Afinal de contas, Woody Allen é louco, neurótico, psicótico, hipocondríaco ou gênio? Maluco beleza nem pensar, teria uma embolia com as drogas. Onde é que ele arrumava tempo para enfiar tanta cultura naquele cérebro ocupado pela supermãe, só perguntando à Mia Farrow quando ela adotava uma penca de filhos durante o relacionamento aberto com o judeu vivo mais inteligente do planeta – honraria ainda não lhe conferida.

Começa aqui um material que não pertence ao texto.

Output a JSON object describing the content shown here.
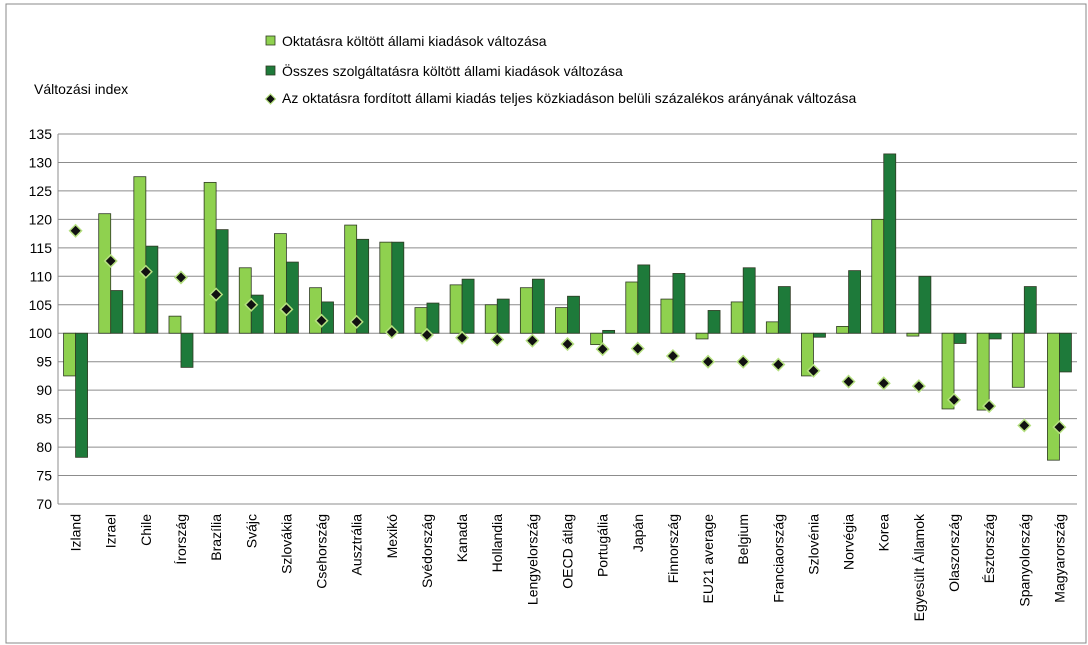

Mas como? Se Mia Farrow o enquadrou como um pedófilo por ter se separado dela para casar com sua filha adotiva, a coreana Soon-Yi Previn. Desconsiderando sua evolução desde “Noivo Neurótico, Noiva Nervosa” ao ganhar o Oscar. Mas se no currículo de Mia consta: filha de Maureen O’Sullivan, a Jane do Tarzan; ex do já velhusco Sinatra; nos remeteu ao hospício em “O Bebê de Rosemary”; acumulou catorze filhos, sendo nove adotados; em sã consciência, escolha quem é o pinel.
Que confusão dos diabos, não se pode misturar ficção com realidade. Isso é esquizofrenia pura. Mas como? Se em “A Rosa Púrpura do Cairo” o ator sai da tela e convida a fã – Mia Farrow – a se incorporar ao universo do filme que via repetidas vezes, deixando o mundo real e entrando no da fantasia. Se Woody Allen em “Zelig” não consegue ser ele mesmo, pois tinha o dom de se assemelhar física e mentalmente a quem estivesse em sua companhia. Se ele se juntou a “Trapaceiros”, dando “Tiros na Broadway” em sua querida “Manhattan” e dizendo “Poucas e Boas” a “Celebridades” sobre seus “Crimes e Pecados”, por que não revelar “Memórias” de seus “Interiores”? Humilha a indústria cinematográfica em “Dirigindo no Escuro” quando fica cego, dirige um filme e ninguém percebe – em terra de cego, quem tem um olho é rei.
O conjunto da obra de Woody Allen começa a incomodar até seus mais fiéis admiradores, insistindo no “já deu tudo que tinha que dar”, torcendo o nariz para as sessões de psicanálise, não agüentando ir para o divã nos filmes, com um humor devastador que não perdoa a nossa pobre condição humana. Não aceitam mais ser prisioneiros de sua arte. Brinca demais com o alter ego que pode ser ele, nós, tu e eles, o judeu ortodoxo ou o babaca que não gostamos de ver retratado. Tripudia em excesso sobre a inaptidão para o sexo, seja no tocante à freqüência, manejo ou incompatibilidade, enfim, tudo que você sempre quis saber sobre sexo, mas tinha medo de perguntar. Acusam-no de verborrágico ao despejar seu humor corrosivo sobre a sociedade americana, pouco se importando com chefões que não o consideram mais lucrativo. Especialistas em decretar o ostracismo de estrelas que não conseguem mais digerir, tachando-o de chato e ultrapassado.
Woody Allen se encaminha para virar um parque temático de seus filmes.